The structures are used to display information to drivers, such as speed limits and safety hazard warnings, especially on stretches of “smart” highway with varying speed limits.
The motorway gantry of the future: this design by a London-based architect was chosen by National Highways as part of a competition requesting a redesign of overhead traffic signs
Protesters will have a harder time scaling freeway gantries built using the new design, National Highways said. Pictured: A man believed to be Just Stop Oil protester Alfred Beswick climbed a gantry on the M25 on November 8
National Highways, which is responsible for England’s motorways and main A roads, has held a competition to replace existing designs.
He claimed to have “sought a more streamlined, sleek and consistent visual appearance for road gantries to enhance the public’s driving experience”, saying that existing designs tend to be “heavily designed, with an emphasis on on function rather than form.
The competition was organized by the government agency in conjunction with the Royal Institute of British Architects, with 32 entries from architectural firms across the UK and Europe.
The winning work was produced by London-based company Useful Studio. It was selected for its “simplicity and elegance”.
The gantries will have a lower carbon footprint compared to current designs because they use less steel. Roads Minister Richard Holden said: ‘[Useful Studio’s] innovative approach is intended to improve motorists’ journeys while contributing to a more sustainable future.
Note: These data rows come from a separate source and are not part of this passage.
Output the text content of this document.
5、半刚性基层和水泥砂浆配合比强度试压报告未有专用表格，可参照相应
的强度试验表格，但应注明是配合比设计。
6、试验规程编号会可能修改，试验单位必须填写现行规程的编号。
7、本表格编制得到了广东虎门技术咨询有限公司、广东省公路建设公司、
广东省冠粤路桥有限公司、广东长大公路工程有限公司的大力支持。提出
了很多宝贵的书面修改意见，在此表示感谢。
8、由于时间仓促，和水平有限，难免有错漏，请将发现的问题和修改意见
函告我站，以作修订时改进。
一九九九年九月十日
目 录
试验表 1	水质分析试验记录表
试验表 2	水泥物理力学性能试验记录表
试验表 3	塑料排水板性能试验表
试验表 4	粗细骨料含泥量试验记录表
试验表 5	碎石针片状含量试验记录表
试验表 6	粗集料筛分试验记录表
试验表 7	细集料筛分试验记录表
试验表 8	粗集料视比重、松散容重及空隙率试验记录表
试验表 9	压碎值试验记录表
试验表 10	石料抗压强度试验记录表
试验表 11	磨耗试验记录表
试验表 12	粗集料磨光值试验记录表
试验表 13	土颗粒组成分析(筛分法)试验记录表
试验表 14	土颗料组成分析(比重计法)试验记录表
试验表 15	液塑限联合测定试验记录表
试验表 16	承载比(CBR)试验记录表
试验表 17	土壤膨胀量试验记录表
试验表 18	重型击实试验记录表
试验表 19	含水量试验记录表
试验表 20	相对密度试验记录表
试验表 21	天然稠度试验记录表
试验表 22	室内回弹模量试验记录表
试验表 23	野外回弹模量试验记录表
Useful Studio will work with National Highways to develop its design concept. It should become the standard design for new gantries within about two years.
National Highways says it was “looking for a more streamlined, sleek and consistent visual appearance for highway gantries to enhance the public’s driving experience.” This is the winning entry penned by Useful Studios
Roadside structures will be ‘more resistant to intruders’ as steps for maintenance crews will be inside pillars rather than outside, says government-owned company
National Highways Executive Director of Operations Duncan Smith said: “This is a great opportunity for us to develop a more streamlined, sleek and consistent visual appearance for highway gantries to improve the experience for drivers when they drive on the motorways and major A roads in England. .
“Existing designs tend to emphasize function over form, our challenge is to create innovative structures that can accommodate required signage and equipment that is more environmentally friendly.
‘In selecting Useful Studio as the winner, the jury admired the simplicity and elegance of the clean design approach, and the opportunities it presented in terms of a resource efficient, standardized and consistent suite of portal structures. which would potentially be sympathetic to a wide range of settings and contexts.